Four students have been reported missing for four days in northern Myanmar’s war-torn Kachin state where abductions of civilians by human traffickers, the national army, and ethnic militias are common, a local official said Thursday.
Two of the students are in the eighth grade and two are in the ninth grade at Mya Thida High School in Hopin, a subtownship of Mohnyin township, said township administrator Soe Moe Aung.
We have informed Hpakant, Mogaung, and Mohnyin townships about them, but haven’t had any information from them yet, he said, referring to three townships in the larger Mohnyin district.
Hpakant township experienced fighting in April in the long-running civil war between the Myanmar military and the Kachin Independence Army (KIA), displacing hundreds, if not thousands, of civilians.
According to their grandparents, they got back home at around 12:15 p.m. on June 18 after school and had lunch at home, he said. They went out after lunch, and they have been missing since.
Though some individuals said they saw the students along the Indawgyi-Hpakant roadway near Nantmon hill, their parents have received no word from them, said the mother of ninth-grader Thantzin Htun, who gave her name as Hlaing.
Officers from the Hopin Myoma Police Station are going to the Indawgyi-Hpakant area to conduct an investigation of the missing students.
In 2017, human traffickers abducted four women from Mohnyin township and took them to China where they later escaped.
The Myanmar army has been engaged in renewed fighting with the KIA since June 2011, following the breakdown of a 17-year cease-fire.

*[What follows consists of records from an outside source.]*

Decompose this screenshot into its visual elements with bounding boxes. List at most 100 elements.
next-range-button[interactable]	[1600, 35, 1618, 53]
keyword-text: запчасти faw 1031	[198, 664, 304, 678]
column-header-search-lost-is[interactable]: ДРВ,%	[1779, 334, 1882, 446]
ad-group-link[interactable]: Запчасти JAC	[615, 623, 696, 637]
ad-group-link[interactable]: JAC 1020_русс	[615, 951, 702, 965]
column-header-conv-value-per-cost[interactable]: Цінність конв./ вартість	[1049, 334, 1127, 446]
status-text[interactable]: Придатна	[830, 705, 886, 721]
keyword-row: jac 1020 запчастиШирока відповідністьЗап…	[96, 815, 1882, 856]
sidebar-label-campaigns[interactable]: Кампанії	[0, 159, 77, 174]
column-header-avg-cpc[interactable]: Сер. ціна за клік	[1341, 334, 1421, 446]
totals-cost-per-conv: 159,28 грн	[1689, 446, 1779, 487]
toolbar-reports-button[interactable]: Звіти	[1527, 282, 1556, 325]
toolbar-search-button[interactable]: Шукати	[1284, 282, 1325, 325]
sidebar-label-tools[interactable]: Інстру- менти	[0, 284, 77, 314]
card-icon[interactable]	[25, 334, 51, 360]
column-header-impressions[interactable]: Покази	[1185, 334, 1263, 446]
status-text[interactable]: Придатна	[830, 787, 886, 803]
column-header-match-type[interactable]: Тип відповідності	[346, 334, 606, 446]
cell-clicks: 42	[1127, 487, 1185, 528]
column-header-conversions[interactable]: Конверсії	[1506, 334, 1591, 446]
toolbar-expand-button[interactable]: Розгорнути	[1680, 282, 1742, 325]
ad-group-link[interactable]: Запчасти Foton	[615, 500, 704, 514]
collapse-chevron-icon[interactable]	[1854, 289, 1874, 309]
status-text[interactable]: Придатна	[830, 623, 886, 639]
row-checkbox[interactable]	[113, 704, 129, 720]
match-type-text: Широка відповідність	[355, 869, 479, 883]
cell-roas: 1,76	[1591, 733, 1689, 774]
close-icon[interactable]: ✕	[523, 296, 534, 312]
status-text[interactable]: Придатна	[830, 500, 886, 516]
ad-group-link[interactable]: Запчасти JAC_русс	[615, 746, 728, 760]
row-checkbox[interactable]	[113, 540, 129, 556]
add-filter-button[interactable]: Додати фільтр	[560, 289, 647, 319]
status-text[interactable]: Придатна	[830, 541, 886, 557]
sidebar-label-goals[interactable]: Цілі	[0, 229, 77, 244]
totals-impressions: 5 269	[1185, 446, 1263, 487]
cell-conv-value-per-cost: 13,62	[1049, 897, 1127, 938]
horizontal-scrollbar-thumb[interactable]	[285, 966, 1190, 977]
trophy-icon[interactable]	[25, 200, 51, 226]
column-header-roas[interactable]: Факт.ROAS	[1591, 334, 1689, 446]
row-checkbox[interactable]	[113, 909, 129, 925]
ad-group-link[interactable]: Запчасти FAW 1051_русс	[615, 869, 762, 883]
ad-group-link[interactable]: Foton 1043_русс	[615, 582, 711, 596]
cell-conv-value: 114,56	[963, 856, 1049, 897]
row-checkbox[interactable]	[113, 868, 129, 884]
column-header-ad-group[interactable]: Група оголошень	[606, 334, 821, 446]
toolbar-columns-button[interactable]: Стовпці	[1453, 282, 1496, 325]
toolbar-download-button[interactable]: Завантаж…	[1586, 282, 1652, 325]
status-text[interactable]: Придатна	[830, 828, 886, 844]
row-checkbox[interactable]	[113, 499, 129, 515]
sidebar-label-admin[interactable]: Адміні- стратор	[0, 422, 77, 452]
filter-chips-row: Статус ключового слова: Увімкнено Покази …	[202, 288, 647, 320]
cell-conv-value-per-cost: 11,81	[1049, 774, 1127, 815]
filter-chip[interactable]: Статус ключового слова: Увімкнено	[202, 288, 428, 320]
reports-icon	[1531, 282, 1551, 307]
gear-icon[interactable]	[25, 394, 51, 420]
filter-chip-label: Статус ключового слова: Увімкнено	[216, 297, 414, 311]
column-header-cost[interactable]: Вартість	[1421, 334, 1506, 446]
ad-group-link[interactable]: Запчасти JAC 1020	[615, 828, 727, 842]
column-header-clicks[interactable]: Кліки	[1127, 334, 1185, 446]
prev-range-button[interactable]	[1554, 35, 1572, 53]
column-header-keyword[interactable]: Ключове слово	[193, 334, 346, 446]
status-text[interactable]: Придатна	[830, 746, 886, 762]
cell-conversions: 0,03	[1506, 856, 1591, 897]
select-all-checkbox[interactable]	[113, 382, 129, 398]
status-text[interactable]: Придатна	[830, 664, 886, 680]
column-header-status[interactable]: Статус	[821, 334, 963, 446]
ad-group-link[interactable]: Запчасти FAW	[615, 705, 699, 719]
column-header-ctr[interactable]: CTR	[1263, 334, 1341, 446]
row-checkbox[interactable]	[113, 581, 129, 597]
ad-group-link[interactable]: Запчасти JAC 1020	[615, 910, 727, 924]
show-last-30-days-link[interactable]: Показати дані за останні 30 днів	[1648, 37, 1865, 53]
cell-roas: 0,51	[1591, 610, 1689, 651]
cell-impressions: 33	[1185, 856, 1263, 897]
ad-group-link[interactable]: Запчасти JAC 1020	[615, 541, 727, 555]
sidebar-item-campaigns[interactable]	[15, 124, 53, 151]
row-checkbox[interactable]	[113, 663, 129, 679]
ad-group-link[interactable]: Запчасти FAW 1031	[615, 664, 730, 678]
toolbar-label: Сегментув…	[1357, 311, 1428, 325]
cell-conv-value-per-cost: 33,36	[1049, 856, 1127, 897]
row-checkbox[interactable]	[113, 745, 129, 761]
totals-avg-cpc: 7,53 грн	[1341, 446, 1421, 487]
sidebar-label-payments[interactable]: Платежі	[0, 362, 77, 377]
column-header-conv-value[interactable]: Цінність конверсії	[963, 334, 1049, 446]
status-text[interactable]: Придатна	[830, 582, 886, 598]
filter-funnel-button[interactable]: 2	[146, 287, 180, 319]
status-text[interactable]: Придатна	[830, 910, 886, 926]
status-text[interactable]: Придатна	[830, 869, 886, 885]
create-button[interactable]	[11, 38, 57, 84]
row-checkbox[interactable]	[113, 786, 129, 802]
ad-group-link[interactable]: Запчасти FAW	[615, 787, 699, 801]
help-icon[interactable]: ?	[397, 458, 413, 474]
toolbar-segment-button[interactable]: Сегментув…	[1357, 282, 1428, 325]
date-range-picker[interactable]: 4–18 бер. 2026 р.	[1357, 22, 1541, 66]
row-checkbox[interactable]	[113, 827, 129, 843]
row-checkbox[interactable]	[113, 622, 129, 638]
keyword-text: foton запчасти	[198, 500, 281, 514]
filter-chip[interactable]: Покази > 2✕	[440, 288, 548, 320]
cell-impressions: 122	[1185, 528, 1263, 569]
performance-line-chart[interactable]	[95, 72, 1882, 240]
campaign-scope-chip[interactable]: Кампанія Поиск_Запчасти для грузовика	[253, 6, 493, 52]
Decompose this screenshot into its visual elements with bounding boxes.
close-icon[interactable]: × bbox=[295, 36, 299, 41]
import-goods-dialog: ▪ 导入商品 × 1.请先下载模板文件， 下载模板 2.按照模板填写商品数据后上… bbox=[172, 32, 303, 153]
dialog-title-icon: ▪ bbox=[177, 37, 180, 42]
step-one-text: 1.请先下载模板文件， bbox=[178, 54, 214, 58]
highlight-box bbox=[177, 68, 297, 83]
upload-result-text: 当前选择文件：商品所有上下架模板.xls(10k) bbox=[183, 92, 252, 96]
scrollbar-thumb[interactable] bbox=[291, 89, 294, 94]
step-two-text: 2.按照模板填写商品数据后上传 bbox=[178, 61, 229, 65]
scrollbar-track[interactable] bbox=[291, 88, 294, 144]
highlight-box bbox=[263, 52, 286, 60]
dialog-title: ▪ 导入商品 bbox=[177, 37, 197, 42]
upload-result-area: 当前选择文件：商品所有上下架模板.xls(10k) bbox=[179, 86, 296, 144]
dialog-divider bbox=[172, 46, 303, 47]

Both the Myanmar military and ethnic armed groups that operate in the state are known to abduct adults and children for forced conscription or labor.
During the past seven years, the hostilities have displaced more than 100,000 civilians in Kachin state, the majority of whom live in displacement camps near the state capital Myitkyina and in neighboring Waingmaw township.
Human traffickers find women and children, who comprise more than half of the refugees, to be easy targets to take across the border into China.